A leading pro-Khalistan British Sikh organisation’s leader has revealed that a prominent Pakistani journalist working for Pakistan’s GEO News and its papers faces life threats from the Indian state over his coverage of Khalistan issues and the pro-Khalistan Sikh activists.
In an interview on the Sikh Channel called Akaal TV, Sikh Federation UK’s leader Dabinderjit Singh revealed that the Metropolitan Police is aware of the threats to Mr Murtaza Ali Shah’s life from the Indian state. The Sikh Federation revealed this in a tweet and a video interview.
Dabinderjit Singh, who is a retired civil servant and founded the Sikh federation ten years ago, revealed that the GEO TV journalist is on the Indian hit list due to his coverage of Sikh issues and particularly his coverage of Khalistan Referendum and Sikhs For Justice (SFJ), a group banned in India.

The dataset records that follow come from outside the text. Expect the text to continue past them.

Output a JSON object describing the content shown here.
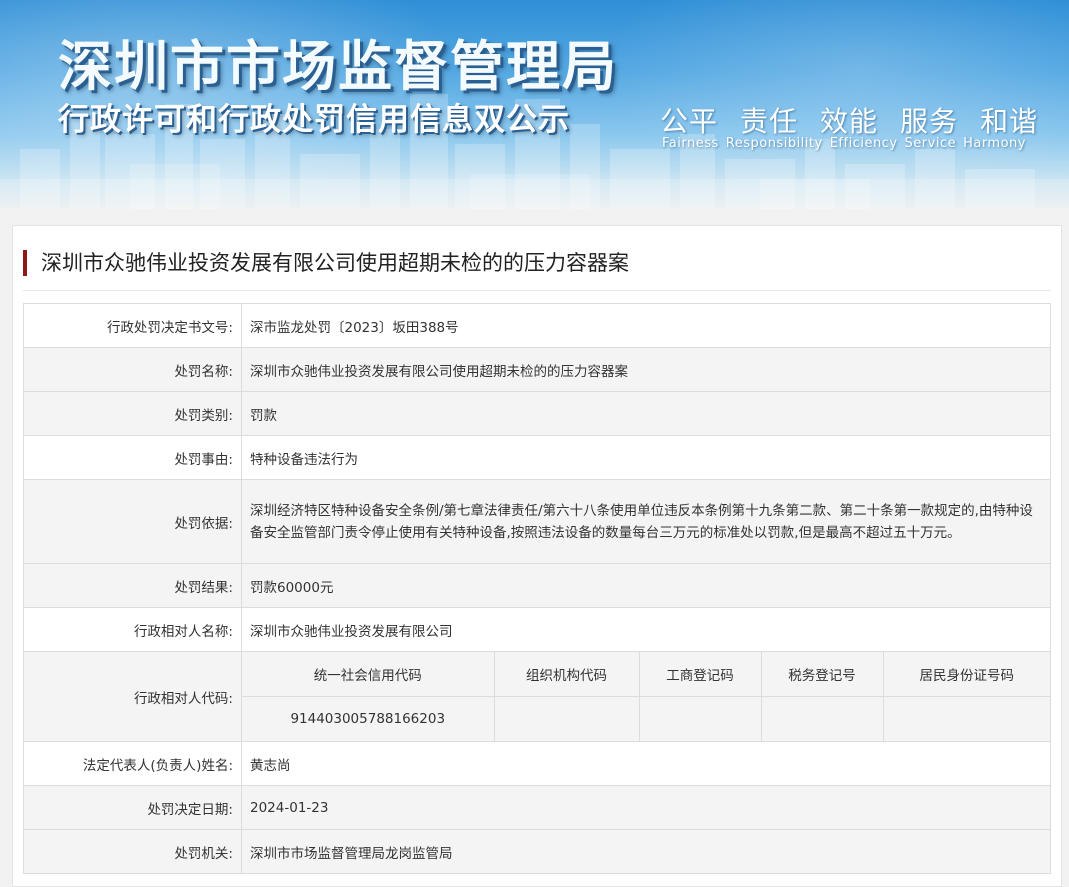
{
  "banner": {
    "title": "深圳市市场监督管理局",
    "subtitle": "行政许可和行政处罚信用信息双公示",
    "slogans_cn": [
      "公平",
      "责任",
      "效能",
      "服务",
      "和谐"
    ],
    "slogans_en": [
      "Fairness",
      "Responsibility",
      "Efficiency",
      "Service",
      "Harmony"
    ]
  },
  "case": {
    "title": "深圳市众驰伟业投资发展有限公司使用超期未检的的压力容器案"
  },
  "rows": [
    {
      "label": "行政处罚决定书文号:",
      "value": "深市监龙处罚〔2023〕坂田388号"
    },
    {
      "label": "处罚名称:",
      "value": "深圳市众驰伟业投资发展有限公司使用超期未检的的压力容器案"
    },
    {
      "label": "处罚类别:",
      "value": "罚款"
    },
    {
      "label": "处罚事由:",
      "value": "特种设备违法行为"
    },
    {
      "label": "处罚依据:",
      "value": "深圳经济特区特种设备安全条例/第七章法律责任/第六十八条使用单位违反本条例第十九条第二款、第二十条第一款规定的,由特种设备安全监管部门责令停止使用有关特种设备,按照违法设备的数量每台三万元的标准处以罚款,但是最高不超过五十万元。"
    },
    {
      "label": "处罚结果:",
      "value": "罚款60000元"
    },
    {
      "label": "行政相对人名称:",
      "value": "深圳市众驰伟业投资发展有限公司"
    }
  ],
  "codes": {
    "label": "行政相对人代码:",
    "headers": [
      "统一社会信用代码",
      "组织机构代码",
      "工商登记码",
      "税务登记号",
      "居民身份证号码"
    ],
    "values": [
      "914403005788166203",
      "",
      "",
      "",
      ""
    ]
  },
  "rows_after": [
    {
      "label": "法定代表人(负责人)姓名:",
      "value": "黄志尚"
    },
    {
      "label": "处罚决定日期:",
      "value": "2024-01-23"
    },
    {
      "label": "处罚机关:",
      "value": "深圳市市场监督管理局龙岗监管局"
    }
  ]
}
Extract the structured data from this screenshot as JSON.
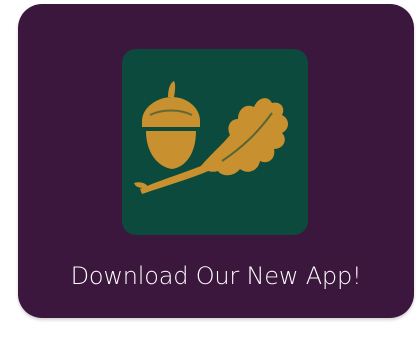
{
  "promo": {
    "caption": "Download Our New App!",
    "logo_icon": "acorn-oak-leaf-icon"
  },
  "colors": {
    "card_background": "#3c173d",
    "tile_background": "#0c4a3d",
    "logo_gold": "#c8902e",
    "caption_text": "#ffffff"
  }
}
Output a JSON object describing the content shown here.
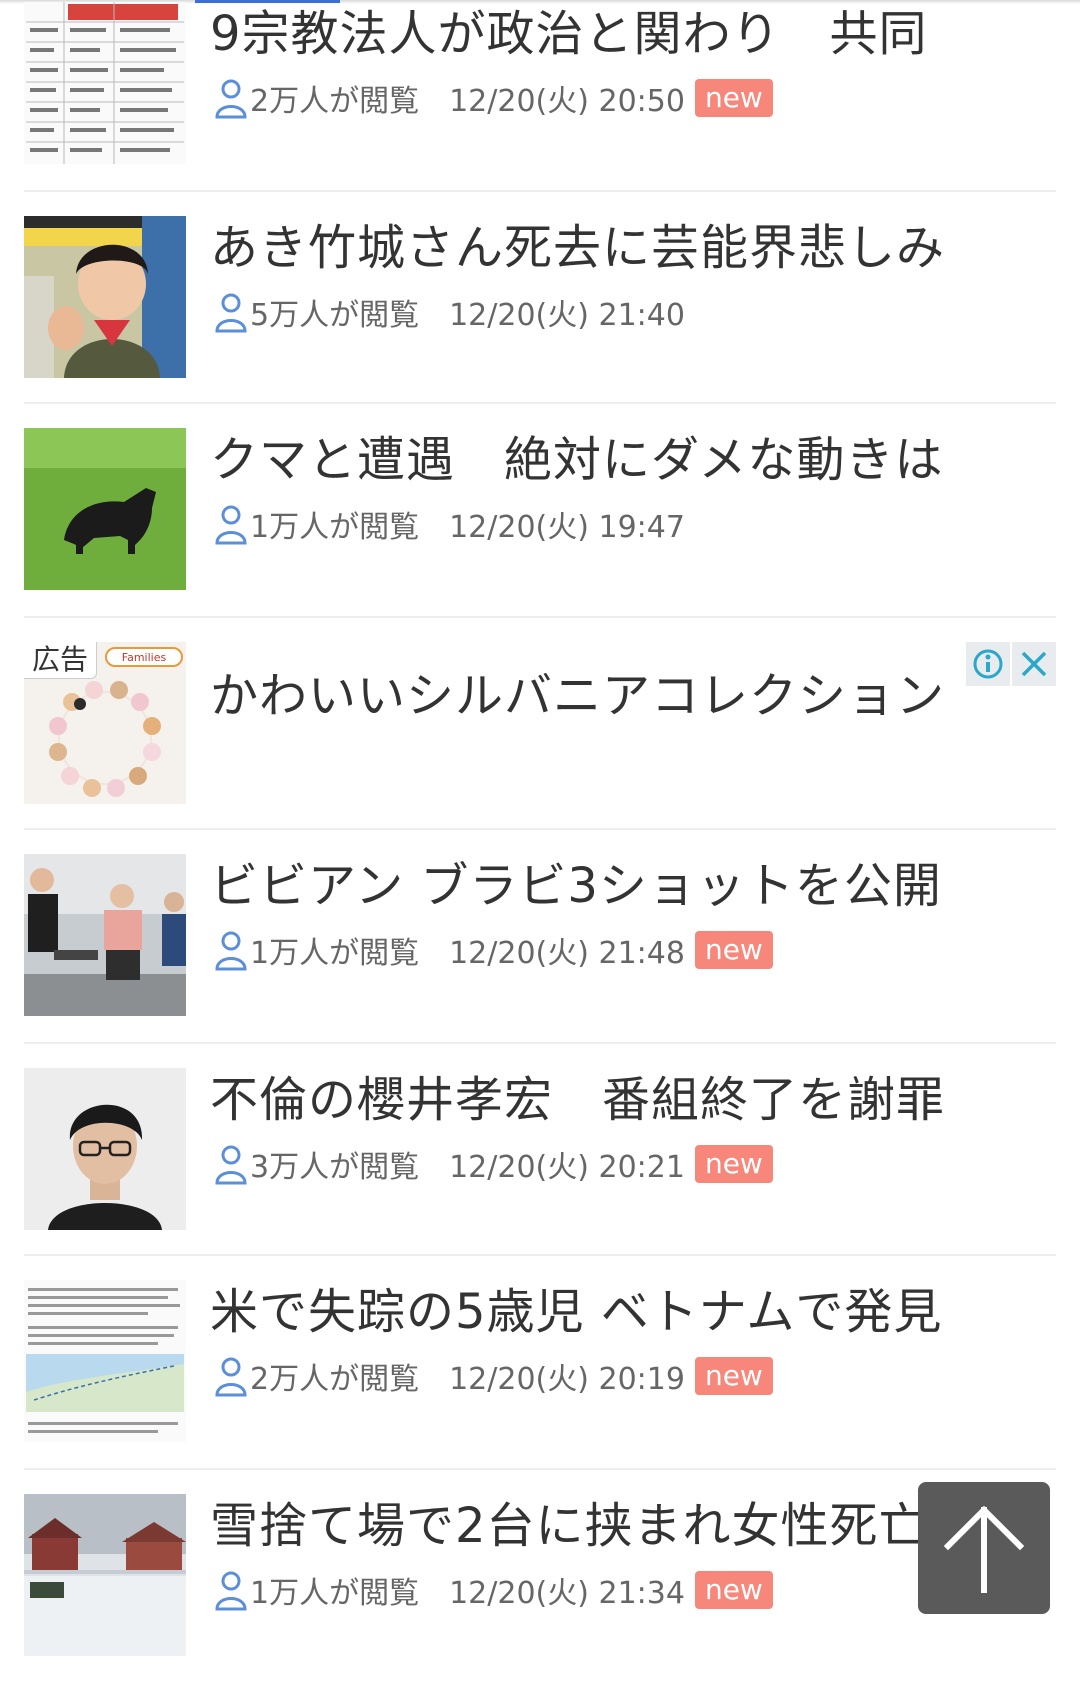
{
  "articles": [
    {
      "title": "9宗教法人が政治と関わり　共同",
      "views": "2万人が閲覧",
      "time": "12/20(火) 20:50",
      "badge": "new"
    },
    {
      "title": "あき竹城さん死去に芸能界悲しみ",
      "views": "5万人が閲覧",
      "time": "12/20(火) 21:40",
      "badge": ""
    },
    {
      "title": "クマと遭遇　絶対にダメな動きは",
      "views": "1万人が閲覧",
      "time": "12/20(火) 19:47",
      "badge": ""
    },
    {
      "title": "ビビアン ブラビ3ショットを公開",
      "views": "1万人が閲覧",
      "time": "12/20(火) 21:48",
      "badge": "new"
    },
    {
      "title": "不倫の櫻井孝宏　番組終了を謝罪",
      "views": "3万人が閲覧",
      "time": "12/20(火) 20:21",
      "badge": "new"
    },
    {
      "title": "米で失踪の5歳児 ベトナムで発見",
      "views": "2万人が閲覧",
      "time": "12/20(火) 20:19",
      "badge": "new"
    },
    {
      "title": "雪捨て場で2台に挟まれ女性死亡",
      "views": "1万人が閲覧",
      "time": "12/20(火) 21:34",
      "badge": "new"
    }
  ],
  "ad": {
    "label": "広告",
    "title": "かわいいシルバニアコレクション",
    "thumb_text": "Families"
  },
  "icons": {
    "views": "person-icon",
    "ad_info": "info-icon",
    "ad_close": "close-icon",
    "scroll_top": "arrow-up-icon"
  },
  "colors": {
    "new_badge": "#f6877a",
    "icon_blue": "#5b8fd9",
    "ad_icon": "#2aa7c9"
  }
}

“Murtaza Ali Shah covers Sikh issues for GEO TV but is not a Sikh. In particular, Murtaza Shah has been covering the Khalistan Referendum organised by Sikhs For Justice in the UK, Canada, Switzerland, and Italy. He has been reaching to these places from London for coverage,” he said, linking his journalistic work to the threat.
India is known for targeting those who report on Kashmir and Khalistan issues. Last year, India banned Murtaza Ali Shah’s social media accounts in India along with other prominent journalists, including Rana Ayyub and C J Werleman.
Dabinderjit Singh said that the UK’s intelligence centre “GCHQ monitors everything, and it must be in their knowledge what threats exist” for activists. It must be in their knowledge what threats existed for Khanda, the Sikh activist who died suddenly in Birmingham last year a few days after Indian media reported he was on India’s hit list.
Singh said GCHQ “must have monitored the hit list India has issued. They must have also received intelligence from Canada and their allies regarding what India is getting up to. Sikhs in the UK are the number one target of all the countries where Sikhs live, and this has been the case for nearly 40 years.
In 1984, even India was in touch with the then prime minister Margaret Thatcher, asking her to arrest Sikhs involved in protests. The UK intelligence has 40 years of experience. In the last few months, Canadian and Pakistani intelligence have released papers showing that India is involved in terrorism abroad, including murders inside Pakistan, such as the killing of Paramjit Singh Panjwar.
Paramjit Singh Panjwar, one of India’s most wanted men, was killed in Lahore on May 6 last year.
In a high-profile press conference on June 25th this year, Pakistan’s Foreign Secretary Muhammad Syrus Qazi said Pakistan has “credible evidence” that links Indian agents to the killings of two Pakistani citizens on Pakistani soil.
“These are killings-for-hire cases involving a sophisticated international set-up spread over multiple jurisdictions,” he said about the killings of Shahid Latif in Azad Kashmir during morning prayers and Muhammad Riaz, who was killed outside a mosque in the city of Sialkot in Punjab. Qazi said the method of the killings was similar to cases in Canada and the United States. The Pakistani official produced evidence showing that Indian agents Ashok Kumar Anand and Yogesh Kumar had recruited the killer, Muhammad Abdullah Ali, using the social media platform Telegram.
Intelligence agencies of Canada, the UK, America and Pakistan have issued warnings to pro-Khalistan activists in the last few months that they face threats to their lives from the Indian state agents.
The Canadian govt last year openly accused the Indian govt of killing Hardeep Singh Nijjar, who was the local leader of the Khalistan Referendum and SFJ, on Canadian soil in July last year. In November last year, the US State Dept said its intelligence had foiled a plot by the Indian state to assassinate SFJ founder and pro-Khalistan campaigner Gurpatwant Singh Pannun in New York. The murder-for-hire plot expose has shocked the world.
In June last year, pro-Khalistan exiled leader Avtar Singh Khanda died mysteriously in a Birmingham hospital. His family have accused India of killing him for his political views, and they have called for justice from the UK govt.
The Times newspaper reported this month that the UK intelligence had issued Osman Warning letters to Sikh activists in West Midlands are of threat to their lives from the Indian state agents.
The Sikh Federation has blamed the current UK govt under Rishi Sunak and the previous gov for appeasing the Hindutva regime.